Sunday, October 11, 2009

The LCROSS Mission is........is.....What?


So whoever was paying any attention to what was going on last friday, I ask you why didn't anyone stand up and ask the simple question......"ARE YOU OUT OF YOUR FUCKING MIND?" Whose brilliant idea was is to fire 2....2!!!.....ROCKETS at the moon?! ROCKETS designed to bury itself further into a crater and see if it really has water? What the fuck. I mean really? I can understand if we had to fire ballistic missiles at the moon if it DECLARED WAR ON US, but to find water? I say we take all the fucking dictionaries in the world and take the word COMMON SENSE and stick it up Eiensteins ass in his grave. "Why?" you ask? To teach him a lesson for giving our scientists false hope that THEY KNOW WHAT THE FUCK THERE DOING!?

Thursday, October 8, 2009

Spank your kids for God's sake

Ever since the early 90's, there's been this idea that spanking your
kids is not good for a kids development physically and mentally. And
thus, bringing in an era of infininte time out and the feeling of
being able to get away with anything. People and parents.........YOU
GOT TO BE FUCKING KIDDING ME! I mean if science has taught us
anything, it's the simple fact that involentary response is
espescially learned by "If I do this, I will get hurt. Do that enough
times, and you got yourself a learned little fucker. Oh, and let's not
forget the fact that you can't reason with a 5 year old. They're
incapable of rational thought because THEY'RE FUCKING 5!! I'll tell
you what they do understand......a paddle. I understood the paddle.
Just once. Just once my dad used it and since then I will never talk
back to mom ever again. 20 years later I still fear it. Now don't get
me wrong. There is a difference between spanking your child and
beating the holy fuck out of the little bastard. You'll go to jail.
Fast. But if you are having trouble keeping your kid in line, show him
who made him with the simple use of you hand to his behind. I'd think
you'd feel better. I wouldn't know. I'm not a parent. Thank God

Wednesday, October 7, 2009

Get Off Your Goddamn Phone!!!!!.......when at the register.

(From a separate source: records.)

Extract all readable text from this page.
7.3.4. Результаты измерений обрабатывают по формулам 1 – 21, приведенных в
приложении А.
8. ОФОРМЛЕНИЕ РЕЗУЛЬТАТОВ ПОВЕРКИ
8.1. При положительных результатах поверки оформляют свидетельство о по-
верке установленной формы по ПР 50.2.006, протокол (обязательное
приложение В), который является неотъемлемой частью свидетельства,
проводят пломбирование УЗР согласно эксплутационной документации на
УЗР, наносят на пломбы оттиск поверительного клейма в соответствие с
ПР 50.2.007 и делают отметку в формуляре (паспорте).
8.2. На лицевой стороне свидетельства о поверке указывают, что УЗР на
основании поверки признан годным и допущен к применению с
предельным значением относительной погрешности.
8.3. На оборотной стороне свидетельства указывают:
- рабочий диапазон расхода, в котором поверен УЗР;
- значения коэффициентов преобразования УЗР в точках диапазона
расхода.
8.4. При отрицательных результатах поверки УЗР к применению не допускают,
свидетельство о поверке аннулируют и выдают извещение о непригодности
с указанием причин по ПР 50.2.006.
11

I swear to God, the next person I see in line at the cash register talking on their phone, is getting stabbed in the eyes. I'm fucking serious. How rude can you be? Do you just go up to your friend or ANY fucking human for that matter, and have a conversation while having another similar conversation with someone on the phone!?!!?!? Stop it. You deserve nothing but horror in your life, you DICK!!! How hard is it to say "Hey, can I call you back in a sec?" or "Can I call you back?"? Jesus Christ almighty in heavens anuuuuuuusssss!!!!!!